The difference is what happens when things go wrong. WC has retry and queuing logic, but it's inconsistent. Sometimes messages arrive. Sometimes they vanish. Sometimes the error handler fires repeatedly for messages that already succeeded. The accepted answer on that thread? "Give identifiers to all your messages and track which ones you've seen." People were reinventing frame IDs by hand just to survive WC.
WatchLink does this properly. Every message has a unique ID, gets queued, and stays queued until the receiving device itself sends an ack. Not when the transport claims it was delivered. The device. Watch goes to sleep? Messages wait. Wrist comes back up, BLE rediscovers, HTTP reconnects, queue flushes. Ack gets lost and the same message arrives twice? Dedup catches it. Exactly-once delivery. The stuff networking figured out in the 70s.
For cross-platform, there's no WatchConnectivity at all, so both sides need to be active. But real-time Watch communication is inherently an active session thing: workouts, live health data, device control. If the user is looking at both devices, WatchLink is delivering.
WatchLink
I've cleaned it up and open-sourced it as WatchLink.
It's a Swift Package with three modules:
- WatchLinkCore: the protocol layer. Framing, ack/retry, dedup, state machine. Zero platform dependencies.
- WatchLink: the Watch-side client. BLE discovery, HTTP transport, SSE listener, connection management.
- WatchLinkHost: the phone-side host. HTTP server (built on Network.framework, no dependencies), BLE advertiser, SSE push.
Swift 6, no dependencies beyond what Apple ships. The code is on GitHub, go read it.
Usage
Define your messages:
struct HeartRate: WatchLinkMessage { let bpm: Int }
Watch side:
let link = WatchLink { config in config.transports = [.watchConnectivity, .http] config.bleServiceUUID = yourServiceUUID config.bleIPCharacteristicUUID = yourIPCharUUID config.httpPort = 8188 } await link.connect() try await link.send(HeartRate(bpm: 72))
Phone side:
let host = WatchLinkHost { config in config.transports = [.watchConnectivity, .http] config.bleServiceUUID = yourServiceUUID config.bleIPCharacteristicUUID = yourIPCharUUID config.httpPort = 8188 } try await host.start() for await hr in await host.messages(HeartRate.self) { print("Heart rate: \(hr.value.bpm)") }
The API is unified. send() for fire-and-forget, send() with a Response type for request-response, reply() for responding to incoming requests. One interface for both Watch and Host, the type system does the routing.
Request-response is built in too. Same send(), the type system figures out the rest:
// Define a message that expects a response struct TimeRequest: WatchLinkMessage { typealias Response = TimeResponse } // Watch asks, phone answers let response = try await link.send(TimeRequest())
There's a full PingPong example app in the repo if you want to see everything wired together.
The Backstory
I grew up in Egypt. When I was 13 or 14, I was reverse engineering MMORPG private servers. Packet structures, TCP framing, the whole thing. No formal training, just hex editors and stubbornness. My parents thought I was playing games. Technically correct.

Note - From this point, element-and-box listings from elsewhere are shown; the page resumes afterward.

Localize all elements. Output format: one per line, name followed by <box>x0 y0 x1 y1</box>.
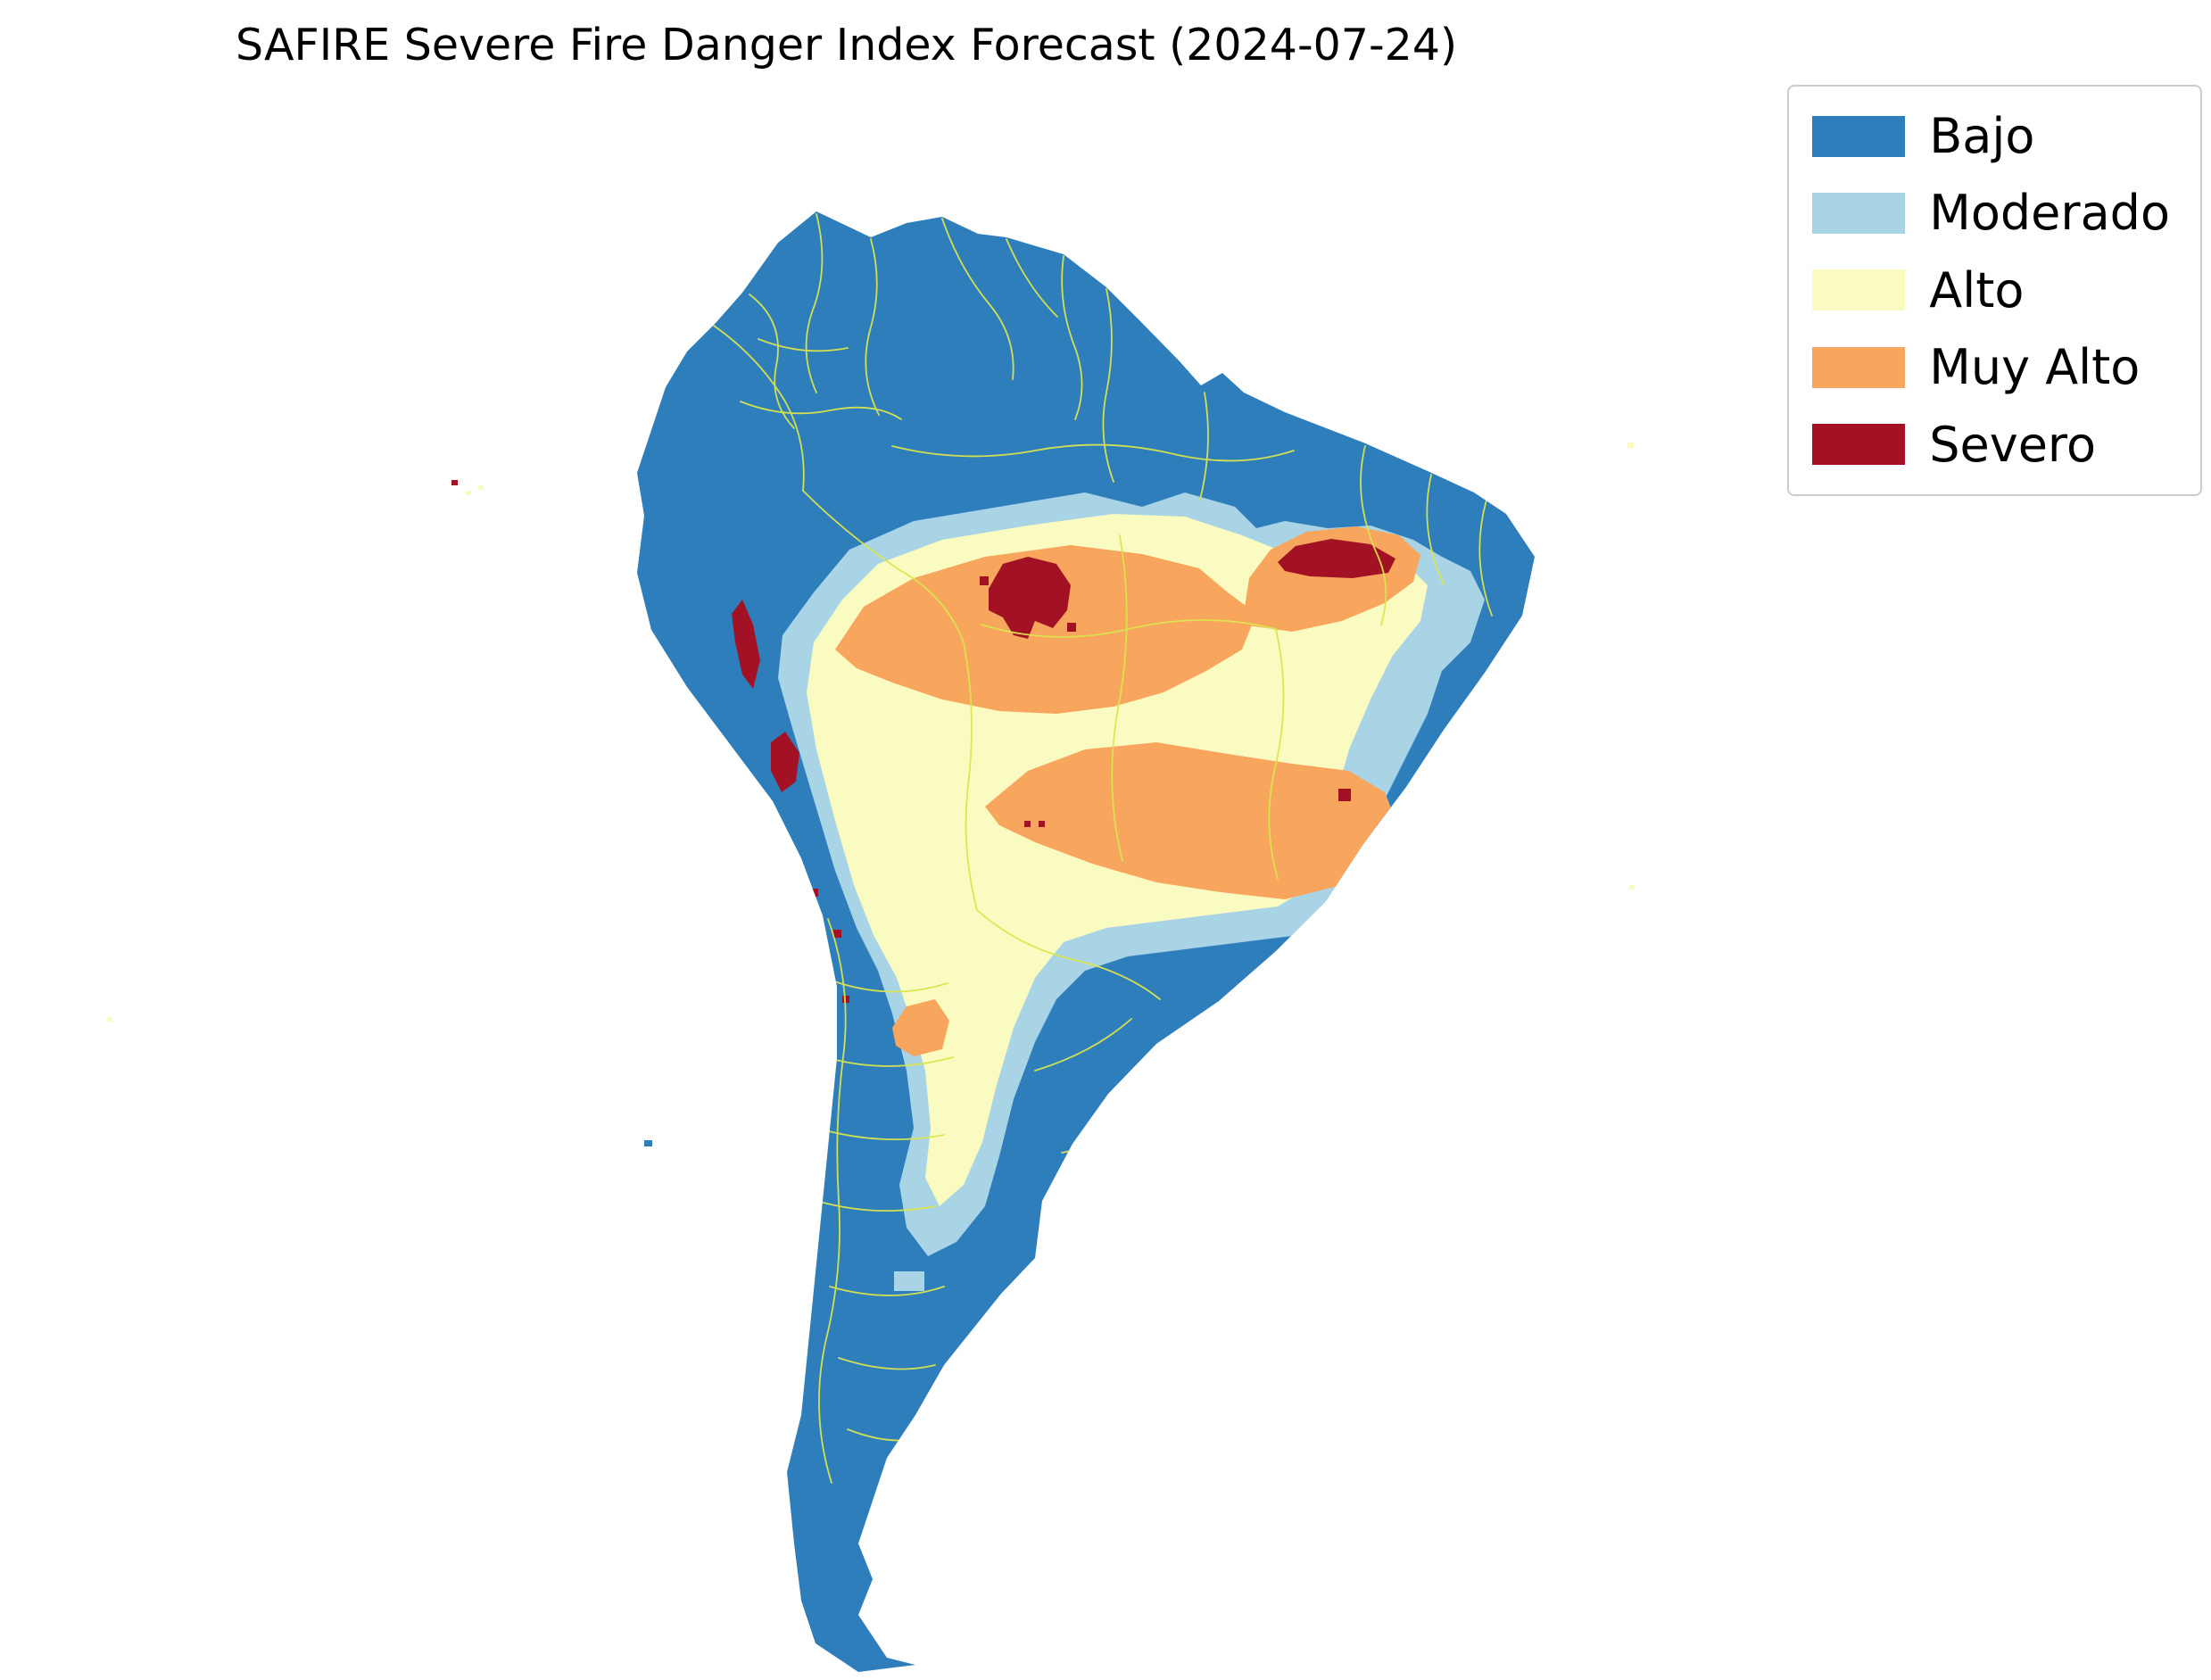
legend-item-severo: Severo <box>1812 418 2170 471</box>
legend-item-bajo: Bajo <box>1812 110 2170 162</box>
legend-swatch-severo <box>1812 424 1906 466</box>
legend: Bajo Moderado Alto Muy Alto Severo <box>1787 85 2202 496</box>
legend-label-alto: Alto <box>1929 261 2025 319</box>
legend-swatch-bajo <box>1812 115 1906 157</box>
legend-label-moderado: Moderado <box>1929 185 2170 242</box>
legend-swatch-alto <box>1812 269 1906 311</box>
legend-label-severo: Severo <box>1929 416 2096 473</box>
legend-label-bajo: Bajo <box>1929 108 2035 164</box>
region-severo <box>732 539 1395 1003</box>
region-muy-alto <box>835 526 1420 1056</box>
legend-item-alto: Alto <box>1812 261 2170 319</box>
legend-item-muy-alto: Muy Alto <box>1812 339 2170 396</box>
figure-title: SAFIRE Severe Fire Danger Index Forecast… <box>236 20 1458 70</box>
legend-swatch-moderado <box>1812 193 1906 235</box>
legend-label-muy-alto: Muy Alto <box>1929 339 2141 396</box>
legend-item-moderado: Moderado <box>1812 185 2170 242</box>
legend-swatch-muy-alto <box>1812 346 1906 388</box>
offshore-islands <box>107 443 1635 1146</box>
admin-boundaries <box>713 213 1493 1484</box>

That's where I actually learned how networking works. Not from school or any textbook, but from a teenager's conviction that he could make a game server bend to his will. The game server did not always agree, but I learned a lot from the arguments.
A decade later, Apple's official Watch communication framework was failing 40% of the time and I'm sitting there like "I've literally solved harder problems than this when I was 14." And I had. The protocol I built for WatchLink is simpler than what I was dealing with back then. Framing, acks, retries. Stuff I could do in my sleep because a game server taught me the hard way what happens when you don't.
Funny how that works.
What's Next
WatchLink is production-ready. It ran in production at scale for years before this open-source release. If you're building a Watch app and fighting WatchConnectivity, or if you're crazy enough to want Android ↔ Apple Watch communication, this is your solution.
It's the only one that exists. Literally. I checked. Repeatedly. I kept thinking someone must have done this already. They didn't.